1) Commodity futures contracts

- Agricultural futures: The first futures product appeared after the birth of CBOT (Chicago Board of Trade) in 1848. It mainly includes grains (wheat, soybeans, corn, etc.), crops (cotton, coffee, cocoa, etc.) and forest products (wood, natural rubber, etc.).


- Metal futures: The earliest copper that appeared on the London Metal Exchange (LME) has been developed into two categories: non-ferrous metals represented by copper, aluminum, lead, zinc and nickel, and precious metals such as gold and silver.

- Energy futures: The oil crisis in the 1970s led directly to the creation of energy futures like oil. Crude oil, gasoline, heating oil, propane, etc. are the most important energy sources on the market.

2) Financial futures contracts


- Foreign exchange futures: After the disintegration of the Bretton Woods system in the 1970s, the violent fluctuations in the foreign exchange market caused by the floating exchange rate system prompted people to look for tools to avoid the crisis. In May 1972, the Chicago Mercantile Exchange was the first to introduce foreign exchange futures contracts. Currently in the international foreign exchange market, there are 7 currencies with the largest trading volume, the US dollar, the German mark, the Japanese yen, the British pound, the Swiss franc, the Canadian dollar and the French franc.

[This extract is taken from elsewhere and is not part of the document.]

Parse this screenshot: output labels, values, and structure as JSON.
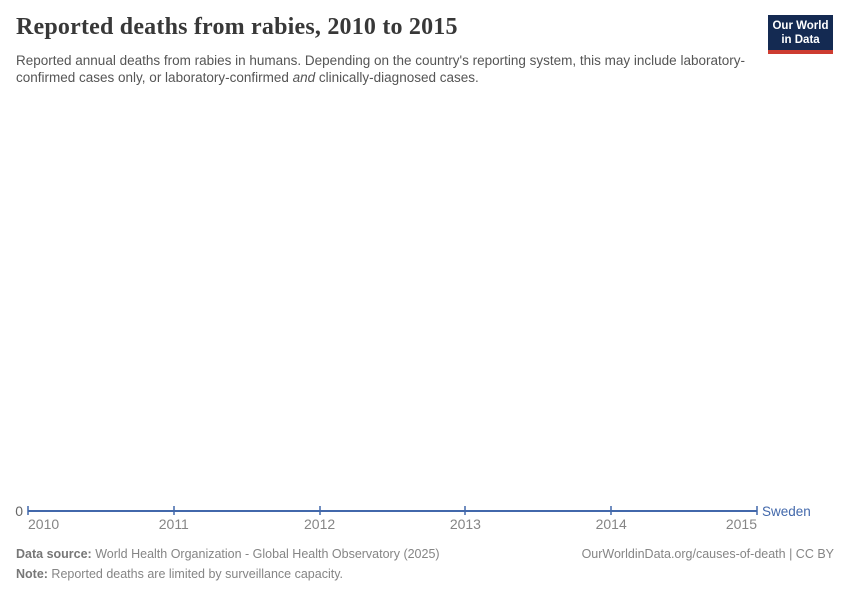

- Interest Rate Futures: In October 1975, CBOT listed National Mortgage Association bond futures contract. There are two types of interest rate futures at the moment - short-term interest rate futures contracts and long-term interest rate futures contracts, the latter of which is more traded.

- Stock index futures: With the ups and downs of the securities market, investors urgently need a tool that can avoid crises and realize value preservation. In this context, on February 24, 1982, the Kansas Futures Exchange launched the value line composite index futures. The largest stock index contract in the world today is the S&P 500 index contract on the Chicago Mercantile Exchange.

Futures contracts can attract hedgers to use the futures market to buy and sell contracts to lock in costs and avoid possible losses due to commodity price fluctuations in the spot market. In addition, they attract speculators to implement crisis investment transactions and increase market liquidity.